The Philippines’ commercial real estate sectors are seeing a return of activity, especially in Metro Manila. Here are the trends we have seen in Q2 2022 within the city.

Retail makes a big comeback

Retail vacancy has fallen to 4.6% in Q2. This rate is close to the pre-pandemic level of 3.6% recorded in Metro Manila in Q4 2019.

The easing of travel restrictions, pent-up demand for consumption, high vaccination rates, and the return to office (RTO) are all being cited for the recovery in brick-and-mortar retail, a sector that saw many businesses closing shop during the height of pandemic lockdowns.

Consumers also reported a higher level of confidence in Q2 and better outlook for the rest of the year – despite inflation – according to the latest survey by the Bangko Sentral ng Pilipinas.

F&B and clothing apparel account for 32.7% and 32.1%, respectively, of all upcoming stores in Metro Manila’s retail sector. Meanwhile, the average retail lease rate of PhP 1,567 remains only 4.4% lower than in Q4 2019.

Office renewals, right-sizing, but also increasing outsourcing

A number of themes are shaping the office market.

Firstly, as Western companies continue to cut costs, more outsourcing can be expected to come to the Philippines, spurring office demand for the rest of the year.

Secondly, PEZA-registered companies may need more office space in order to comply with Fiscal Incentives Review Board requirements. PEZA companies that are currently operating under 70% work-from-office rules may need to prepare for 90% work-from-office by September, which may in turn require them to lease more office space.

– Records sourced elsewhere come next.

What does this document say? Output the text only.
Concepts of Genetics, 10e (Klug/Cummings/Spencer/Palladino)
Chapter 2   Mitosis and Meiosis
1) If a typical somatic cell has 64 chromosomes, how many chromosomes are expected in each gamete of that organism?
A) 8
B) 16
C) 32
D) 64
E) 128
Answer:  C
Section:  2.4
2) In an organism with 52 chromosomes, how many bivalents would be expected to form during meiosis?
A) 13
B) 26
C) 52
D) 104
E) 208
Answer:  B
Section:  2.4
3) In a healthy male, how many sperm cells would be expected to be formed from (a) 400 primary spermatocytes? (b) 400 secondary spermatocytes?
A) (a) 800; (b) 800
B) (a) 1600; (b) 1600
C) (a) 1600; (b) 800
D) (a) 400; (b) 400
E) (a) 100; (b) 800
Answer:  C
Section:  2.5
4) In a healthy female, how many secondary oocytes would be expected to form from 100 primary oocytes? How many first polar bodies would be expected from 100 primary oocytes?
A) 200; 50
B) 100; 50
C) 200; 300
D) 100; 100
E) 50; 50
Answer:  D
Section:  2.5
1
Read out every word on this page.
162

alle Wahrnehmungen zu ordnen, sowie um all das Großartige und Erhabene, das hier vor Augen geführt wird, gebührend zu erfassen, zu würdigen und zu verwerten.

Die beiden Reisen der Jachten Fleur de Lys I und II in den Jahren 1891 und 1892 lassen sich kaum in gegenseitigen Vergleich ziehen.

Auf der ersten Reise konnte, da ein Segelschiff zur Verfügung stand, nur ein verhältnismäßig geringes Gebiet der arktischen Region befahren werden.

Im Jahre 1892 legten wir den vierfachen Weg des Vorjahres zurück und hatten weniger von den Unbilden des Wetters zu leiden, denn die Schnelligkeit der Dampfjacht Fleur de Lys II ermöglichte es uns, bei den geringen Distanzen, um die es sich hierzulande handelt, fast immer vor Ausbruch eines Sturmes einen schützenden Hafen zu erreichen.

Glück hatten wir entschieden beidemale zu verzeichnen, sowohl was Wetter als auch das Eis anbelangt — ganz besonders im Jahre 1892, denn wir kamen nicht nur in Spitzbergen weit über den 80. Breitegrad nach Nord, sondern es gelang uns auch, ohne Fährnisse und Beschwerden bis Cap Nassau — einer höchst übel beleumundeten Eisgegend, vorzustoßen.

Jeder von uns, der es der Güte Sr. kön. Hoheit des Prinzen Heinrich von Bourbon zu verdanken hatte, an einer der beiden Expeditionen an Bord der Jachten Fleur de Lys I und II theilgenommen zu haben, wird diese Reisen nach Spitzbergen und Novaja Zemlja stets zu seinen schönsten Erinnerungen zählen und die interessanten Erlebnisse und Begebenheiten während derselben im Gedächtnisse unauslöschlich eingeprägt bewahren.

Lastly, the Philippines, as with India, South Korea, Singapore, and most of Asia, is likely to see a greater rate of RTO for employees than the rate in developed Western economies. RTO in the Philippines is a result of both the office culture and the needs of its BPO occupiers.

“Q2 was the first quarter for many employees to return to the office. With that, we also saw an increase in leasing activity for the first time in a while. However, with 228,500 sqm of new office space also added to the market in Q2, the Metro Manila vacancy rate still rose to 23%,” explains Morgan McGilvray of our Occupier Strategy & Solutions team.

The weighted average lease rate grew by a modest 0.7% in Q2 to PhP 1,089 from PhP 1,082 quartering Q1.

Download the Q2 2022 Metro Manila Office report

At least 32% of office spaces by 2025 will be green

ESG is becoming integral to corporate real estate decision making. From ‘nice-to-have,’ sustainability and wellness are increasingly becoming ‘must-haves’ for companies.

In a tenant’s market, occupiers will choose the best space for their employees and businesses at the best value. Landlords have been acknowledging this, and we estimate that 72.3% of upcoming office space between Q3 2022 and 2025 will be in LEED-certified buildings. This will increase the proportion of green buildings in Metro Manila to 32% by the end of 2025 from 22.3% in Q2 2022.

Renewable energy a boom for industrial

Meanwhile, a significant amount of activity is also happening in the industrial space – specifically renewable energy. For instance, in 2012 the Philippines only had 2 MW of solar energy capacity. This jumped to 1,370 MW in 2021.

“The growth of renewable energy is key to supporting the expansion of the industrial sector. Lower cost of electricity significantly benefits industries that massively rely on power, such as manufacturing and data centers,” says Kash Salvador of our Investment & Capital Markets team.

Growing appetite for data centers

The data center sector in the Philippines continues to receive significant investment interest. Santos Knight Frank is tracking a total of 220 MW worth of expressed interest, with 90 MW recorded in Q2 2022 alone. The company projects that the existing 94 MW total IT capacity of data centers will likely double in the next two to three years.

Monica Gonzalez of our Data Centers team explains:

“A number of factors are driving interests in the Philippines, including the new Singapore rule on data center construction and the potential incentives for data center investment in the Philippines under the Strategic Investment Priority Plan. Some of the best places for data centers are industrial parks, and we look forward to seeing more industrial park developments to host data center facilities. With about 8,700 MW capacity across Asia Pacific, the Philippines data center market still has a wide room for growth.”

Residential leasing recovers, condo prices see increase

The largest quarter-on-quarter increases across residential condominium categories were seen in the high-end (7.2%) and luxury (4.8%), while the mid-end and affordable categories

In residential leasing, the market is seeing recovery in rents and the return of expatriate workers, which in turn drive demand for 3-bedroom and 2-bedroom units in key cities and districts such as Taguig, Makati, and Ortigas.